After thinking more about what you said, I'm no longer optimistic.

First, you are correct that my observation about opposite-side (side
A-ranged ID vs. side B destructor) only works for middleware, and then
only if the compositor and clients already handle their issues
properly.

Secondly, when thinking about the case of a message that arrives after
an object has been deleted with new_ids in it, it occurs to me that this
is a special case of a greater problem due to the existence of
speculative computation as a result of the protocol's asynchrony.  Any
time there are at least two messages that don't commute with each other
(and destruction is a case of a message that never commutes with any
other message to the same object) where the two messages can be sent
from opposite sides, at least one of them has to be undone somehow.  And
that undoing has to include state changes that preceeded it on its
sending side that didn't take into account the other (non-undone)
message.  This is bad.

It wouldn't be so bad if the protocol used some old-time mutexes or
database read-vs-write transactional consistency preservation
mechanisms. But those require quite a bit of input from higher levels
(above libwayland).  And there's deadlock to deal with.

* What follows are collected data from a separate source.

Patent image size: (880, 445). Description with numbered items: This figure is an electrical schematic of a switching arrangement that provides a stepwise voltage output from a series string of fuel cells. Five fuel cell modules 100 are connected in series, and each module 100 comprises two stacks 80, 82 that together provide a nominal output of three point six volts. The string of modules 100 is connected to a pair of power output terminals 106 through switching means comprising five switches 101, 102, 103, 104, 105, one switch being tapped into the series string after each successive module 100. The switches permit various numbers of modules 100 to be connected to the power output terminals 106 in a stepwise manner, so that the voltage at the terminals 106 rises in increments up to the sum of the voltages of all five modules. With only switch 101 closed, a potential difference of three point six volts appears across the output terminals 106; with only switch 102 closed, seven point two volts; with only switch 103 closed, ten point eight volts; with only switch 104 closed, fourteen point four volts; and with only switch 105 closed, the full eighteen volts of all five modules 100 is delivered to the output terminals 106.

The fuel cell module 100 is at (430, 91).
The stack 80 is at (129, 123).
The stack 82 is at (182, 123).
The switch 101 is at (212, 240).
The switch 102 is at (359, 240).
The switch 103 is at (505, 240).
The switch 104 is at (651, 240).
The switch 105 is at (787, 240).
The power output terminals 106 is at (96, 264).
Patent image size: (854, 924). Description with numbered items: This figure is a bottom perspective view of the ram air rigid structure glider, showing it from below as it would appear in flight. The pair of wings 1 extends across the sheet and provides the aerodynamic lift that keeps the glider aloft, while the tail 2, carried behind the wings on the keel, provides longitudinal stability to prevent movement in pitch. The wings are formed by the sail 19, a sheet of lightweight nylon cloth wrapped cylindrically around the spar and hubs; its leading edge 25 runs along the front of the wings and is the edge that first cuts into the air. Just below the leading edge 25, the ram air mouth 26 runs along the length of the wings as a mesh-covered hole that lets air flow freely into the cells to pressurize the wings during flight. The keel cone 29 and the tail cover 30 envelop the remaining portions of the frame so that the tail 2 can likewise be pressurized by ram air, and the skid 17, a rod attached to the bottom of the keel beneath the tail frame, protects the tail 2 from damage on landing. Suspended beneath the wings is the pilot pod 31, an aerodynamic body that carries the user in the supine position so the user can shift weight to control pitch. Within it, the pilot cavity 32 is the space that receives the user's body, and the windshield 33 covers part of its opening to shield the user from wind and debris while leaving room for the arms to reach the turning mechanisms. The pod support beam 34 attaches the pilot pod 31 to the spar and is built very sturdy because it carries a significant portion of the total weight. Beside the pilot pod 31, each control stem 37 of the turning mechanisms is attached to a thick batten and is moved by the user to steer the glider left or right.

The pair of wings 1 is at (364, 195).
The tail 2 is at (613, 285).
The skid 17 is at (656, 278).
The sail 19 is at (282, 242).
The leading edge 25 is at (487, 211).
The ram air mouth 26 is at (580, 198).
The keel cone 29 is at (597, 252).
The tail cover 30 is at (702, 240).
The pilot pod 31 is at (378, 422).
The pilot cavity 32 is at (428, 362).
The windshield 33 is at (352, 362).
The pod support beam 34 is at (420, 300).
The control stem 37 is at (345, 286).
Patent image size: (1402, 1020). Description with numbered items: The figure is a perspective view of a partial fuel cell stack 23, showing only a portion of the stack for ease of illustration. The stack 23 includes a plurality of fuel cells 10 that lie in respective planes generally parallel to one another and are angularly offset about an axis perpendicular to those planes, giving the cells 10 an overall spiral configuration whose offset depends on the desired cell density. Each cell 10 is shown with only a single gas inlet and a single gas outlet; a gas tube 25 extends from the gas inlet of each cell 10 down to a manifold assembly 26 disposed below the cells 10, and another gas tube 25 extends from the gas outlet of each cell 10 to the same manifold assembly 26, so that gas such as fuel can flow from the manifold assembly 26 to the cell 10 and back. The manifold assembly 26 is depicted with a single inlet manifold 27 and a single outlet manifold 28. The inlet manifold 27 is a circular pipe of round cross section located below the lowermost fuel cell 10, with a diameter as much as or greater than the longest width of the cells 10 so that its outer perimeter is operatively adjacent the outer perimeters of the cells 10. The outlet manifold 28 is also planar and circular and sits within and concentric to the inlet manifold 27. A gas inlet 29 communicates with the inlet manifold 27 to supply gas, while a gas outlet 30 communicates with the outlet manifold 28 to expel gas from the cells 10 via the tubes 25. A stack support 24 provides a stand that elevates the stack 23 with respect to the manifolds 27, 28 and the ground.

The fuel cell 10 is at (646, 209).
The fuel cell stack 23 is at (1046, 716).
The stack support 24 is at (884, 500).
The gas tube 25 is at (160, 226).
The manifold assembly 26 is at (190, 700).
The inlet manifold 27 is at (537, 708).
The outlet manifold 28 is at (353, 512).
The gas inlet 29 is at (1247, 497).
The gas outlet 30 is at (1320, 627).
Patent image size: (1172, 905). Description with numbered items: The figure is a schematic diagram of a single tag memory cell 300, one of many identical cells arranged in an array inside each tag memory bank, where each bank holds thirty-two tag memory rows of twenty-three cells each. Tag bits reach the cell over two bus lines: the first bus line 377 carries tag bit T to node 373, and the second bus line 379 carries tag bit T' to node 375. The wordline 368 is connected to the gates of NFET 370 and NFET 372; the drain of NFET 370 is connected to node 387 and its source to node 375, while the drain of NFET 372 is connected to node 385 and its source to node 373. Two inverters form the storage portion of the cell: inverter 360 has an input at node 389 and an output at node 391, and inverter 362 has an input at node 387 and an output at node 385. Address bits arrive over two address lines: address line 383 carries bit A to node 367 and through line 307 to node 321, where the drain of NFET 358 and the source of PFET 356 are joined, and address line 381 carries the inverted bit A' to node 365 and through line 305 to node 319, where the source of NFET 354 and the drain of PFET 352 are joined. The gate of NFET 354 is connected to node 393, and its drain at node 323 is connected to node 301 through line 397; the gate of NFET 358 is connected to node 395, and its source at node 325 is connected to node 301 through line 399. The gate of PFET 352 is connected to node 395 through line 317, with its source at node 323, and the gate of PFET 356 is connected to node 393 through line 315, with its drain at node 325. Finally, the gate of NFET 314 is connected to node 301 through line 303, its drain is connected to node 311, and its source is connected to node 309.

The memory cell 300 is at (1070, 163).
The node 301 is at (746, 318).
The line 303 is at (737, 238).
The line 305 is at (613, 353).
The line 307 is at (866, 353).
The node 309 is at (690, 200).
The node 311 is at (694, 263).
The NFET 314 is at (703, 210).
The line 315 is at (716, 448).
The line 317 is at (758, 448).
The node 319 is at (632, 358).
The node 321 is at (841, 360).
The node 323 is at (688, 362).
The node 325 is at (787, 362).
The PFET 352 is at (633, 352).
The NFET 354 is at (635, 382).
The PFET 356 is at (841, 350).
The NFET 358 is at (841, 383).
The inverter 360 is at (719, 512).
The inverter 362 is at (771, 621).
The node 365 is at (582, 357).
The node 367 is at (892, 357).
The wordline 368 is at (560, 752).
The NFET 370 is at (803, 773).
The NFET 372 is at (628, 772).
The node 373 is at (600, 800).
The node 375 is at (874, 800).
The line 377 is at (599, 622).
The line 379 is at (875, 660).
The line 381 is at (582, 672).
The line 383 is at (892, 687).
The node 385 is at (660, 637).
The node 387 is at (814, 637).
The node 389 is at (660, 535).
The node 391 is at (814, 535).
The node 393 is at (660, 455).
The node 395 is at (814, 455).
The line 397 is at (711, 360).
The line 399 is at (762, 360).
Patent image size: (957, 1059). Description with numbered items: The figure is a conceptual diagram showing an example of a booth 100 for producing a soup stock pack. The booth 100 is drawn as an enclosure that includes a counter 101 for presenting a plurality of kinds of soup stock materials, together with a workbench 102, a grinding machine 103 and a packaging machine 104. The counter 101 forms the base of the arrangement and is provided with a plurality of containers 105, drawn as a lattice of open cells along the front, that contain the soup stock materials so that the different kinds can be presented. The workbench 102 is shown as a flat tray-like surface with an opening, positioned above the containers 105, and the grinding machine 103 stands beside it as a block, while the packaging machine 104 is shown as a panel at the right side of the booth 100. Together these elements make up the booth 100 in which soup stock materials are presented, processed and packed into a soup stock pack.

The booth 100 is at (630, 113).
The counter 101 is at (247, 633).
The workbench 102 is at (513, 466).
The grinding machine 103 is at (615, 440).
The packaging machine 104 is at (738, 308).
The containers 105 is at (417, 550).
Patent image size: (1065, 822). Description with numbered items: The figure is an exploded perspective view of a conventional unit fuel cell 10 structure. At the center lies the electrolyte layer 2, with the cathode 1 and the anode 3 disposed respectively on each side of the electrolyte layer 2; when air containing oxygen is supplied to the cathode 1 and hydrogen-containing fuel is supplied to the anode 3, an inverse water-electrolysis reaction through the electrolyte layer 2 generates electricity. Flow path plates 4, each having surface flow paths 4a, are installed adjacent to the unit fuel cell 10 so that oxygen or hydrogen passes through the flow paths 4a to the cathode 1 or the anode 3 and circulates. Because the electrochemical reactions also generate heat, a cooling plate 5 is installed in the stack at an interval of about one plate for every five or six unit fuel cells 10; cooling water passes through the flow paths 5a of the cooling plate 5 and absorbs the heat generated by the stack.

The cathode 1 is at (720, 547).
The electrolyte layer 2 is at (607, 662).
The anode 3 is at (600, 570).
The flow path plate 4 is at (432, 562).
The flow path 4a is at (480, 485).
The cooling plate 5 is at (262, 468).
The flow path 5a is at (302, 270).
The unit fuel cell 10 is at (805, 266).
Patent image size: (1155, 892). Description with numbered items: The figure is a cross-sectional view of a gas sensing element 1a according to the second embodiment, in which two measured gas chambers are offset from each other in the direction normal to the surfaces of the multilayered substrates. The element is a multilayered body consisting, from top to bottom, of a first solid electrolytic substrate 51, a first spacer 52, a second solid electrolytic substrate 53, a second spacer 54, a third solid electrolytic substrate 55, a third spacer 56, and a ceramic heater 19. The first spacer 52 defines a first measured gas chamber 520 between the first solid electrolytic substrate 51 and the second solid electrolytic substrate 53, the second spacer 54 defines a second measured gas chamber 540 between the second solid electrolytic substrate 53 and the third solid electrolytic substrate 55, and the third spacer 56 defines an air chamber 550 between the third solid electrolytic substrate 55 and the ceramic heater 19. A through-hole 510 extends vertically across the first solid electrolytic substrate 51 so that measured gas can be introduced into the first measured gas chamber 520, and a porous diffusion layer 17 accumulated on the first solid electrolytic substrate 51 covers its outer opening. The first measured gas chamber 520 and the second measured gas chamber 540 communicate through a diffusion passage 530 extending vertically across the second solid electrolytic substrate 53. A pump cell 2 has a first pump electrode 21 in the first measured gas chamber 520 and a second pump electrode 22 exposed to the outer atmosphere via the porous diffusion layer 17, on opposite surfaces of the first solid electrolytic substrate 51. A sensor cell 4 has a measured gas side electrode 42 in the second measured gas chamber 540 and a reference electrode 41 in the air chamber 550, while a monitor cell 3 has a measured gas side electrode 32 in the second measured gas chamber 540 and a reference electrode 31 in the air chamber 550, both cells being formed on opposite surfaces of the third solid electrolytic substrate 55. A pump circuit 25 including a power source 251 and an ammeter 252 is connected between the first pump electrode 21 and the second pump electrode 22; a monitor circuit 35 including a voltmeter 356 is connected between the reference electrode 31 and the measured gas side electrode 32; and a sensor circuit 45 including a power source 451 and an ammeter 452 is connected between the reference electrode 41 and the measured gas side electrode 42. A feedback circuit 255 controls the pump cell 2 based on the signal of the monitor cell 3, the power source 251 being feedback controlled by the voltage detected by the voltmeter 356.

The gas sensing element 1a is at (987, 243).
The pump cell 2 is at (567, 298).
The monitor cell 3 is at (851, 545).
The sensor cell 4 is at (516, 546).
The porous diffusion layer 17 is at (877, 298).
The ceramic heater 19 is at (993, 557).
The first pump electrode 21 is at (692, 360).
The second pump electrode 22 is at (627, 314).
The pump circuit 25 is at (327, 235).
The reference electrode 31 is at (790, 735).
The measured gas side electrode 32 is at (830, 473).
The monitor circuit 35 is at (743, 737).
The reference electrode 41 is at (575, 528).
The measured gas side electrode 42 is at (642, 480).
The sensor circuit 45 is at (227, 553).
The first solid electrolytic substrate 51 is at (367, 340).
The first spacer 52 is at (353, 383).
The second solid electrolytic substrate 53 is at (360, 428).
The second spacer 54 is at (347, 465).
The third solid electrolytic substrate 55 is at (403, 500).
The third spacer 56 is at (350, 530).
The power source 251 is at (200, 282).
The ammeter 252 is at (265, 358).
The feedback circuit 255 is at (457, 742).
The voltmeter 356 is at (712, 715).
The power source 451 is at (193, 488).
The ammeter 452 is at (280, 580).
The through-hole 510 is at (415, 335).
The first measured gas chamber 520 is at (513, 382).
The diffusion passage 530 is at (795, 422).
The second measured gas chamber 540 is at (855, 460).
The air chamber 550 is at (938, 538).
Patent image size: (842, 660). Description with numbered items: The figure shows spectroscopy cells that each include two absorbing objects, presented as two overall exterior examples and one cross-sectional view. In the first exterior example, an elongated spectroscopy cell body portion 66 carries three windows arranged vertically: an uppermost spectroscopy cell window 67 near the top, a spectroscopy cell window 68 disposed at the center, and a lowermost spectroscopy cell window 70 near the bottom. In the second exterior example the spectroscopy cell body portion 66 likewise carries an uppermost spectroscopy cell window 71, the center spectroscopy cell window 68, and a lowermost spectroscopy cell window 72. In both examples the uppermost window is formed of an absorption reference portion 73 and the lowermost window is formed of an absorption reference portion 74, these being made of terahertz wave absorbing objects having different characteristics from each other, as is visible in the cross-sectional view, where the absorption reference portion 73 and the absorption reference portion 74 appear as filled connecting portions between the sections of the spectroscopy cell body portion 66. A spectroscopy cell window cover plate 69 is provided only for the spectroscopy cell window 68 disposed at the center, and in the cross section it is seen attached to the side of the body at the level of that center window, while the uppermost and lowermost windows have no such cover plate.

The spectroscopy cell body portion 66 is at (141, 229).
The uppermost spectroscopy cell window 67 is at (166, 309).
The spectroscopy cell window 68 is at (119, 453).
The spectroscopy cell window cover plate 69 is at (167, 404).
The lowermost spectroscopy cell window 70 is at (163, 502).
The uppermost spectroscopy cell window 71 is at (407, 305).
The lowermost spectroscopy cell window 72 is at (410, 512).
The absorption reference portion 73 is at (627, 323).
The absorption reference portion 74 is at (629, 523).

The easiest fix I can think of is to go full-on half duplex.  Meaning
that each side doesn't send a single message until it has fully
processed all messages sent to it in the order they arrive (thankfully,
sockets preserve message order, else this would be much harder).
Have you considered half duplex?  Certainly, it would mean a loss
of some concurrency, hence a potential performance hit.  But probably
not that much in this case, as most of the message back-and-forth in
Wayland occurs at user-interaction speeds, while the speed-needing stuff
happens through fd sharing and similar things outside the protocol. I
think it can be made mostly backward compatible. It would probably
require some "all done" interaction between libwayland and higher
levels on each side, but that's probably (hopefully) not too hard.
There may even be a way to automate the "all done" interaction to make
this fully backward compatible, because libwayland knows when there are
no more messages to be processed on the wire, and it can queue-up the
messages on each side before placing them on the wire.  It might need
to do things like re-order ping/pong messages with respect to the
others to make sure the pinging side (compositor) doesn't declare the
client dead while waiting.  But that seems minor, as long as all such
ping/pong pairs are opaque to the remainder of the protocol, hence
always commute with other messages.

As for my own middleware project, I think I will try to detect message
decoding issues in all cases by keeping the most recent two types of
each ID, and attempting to decode both ways (most recent first).  There
are fortunately a bunch of internal consistency checks that can be done,
such as length of overall message vs. length of args vs. string length
vs. null string termination, etc.  But if the middleware gets a message
that passes these decoding consistency checks for both of those types,
then depending on what it is trying to do (as in one of my use cases,
securing a sandboxed application), it may have to cut off the client.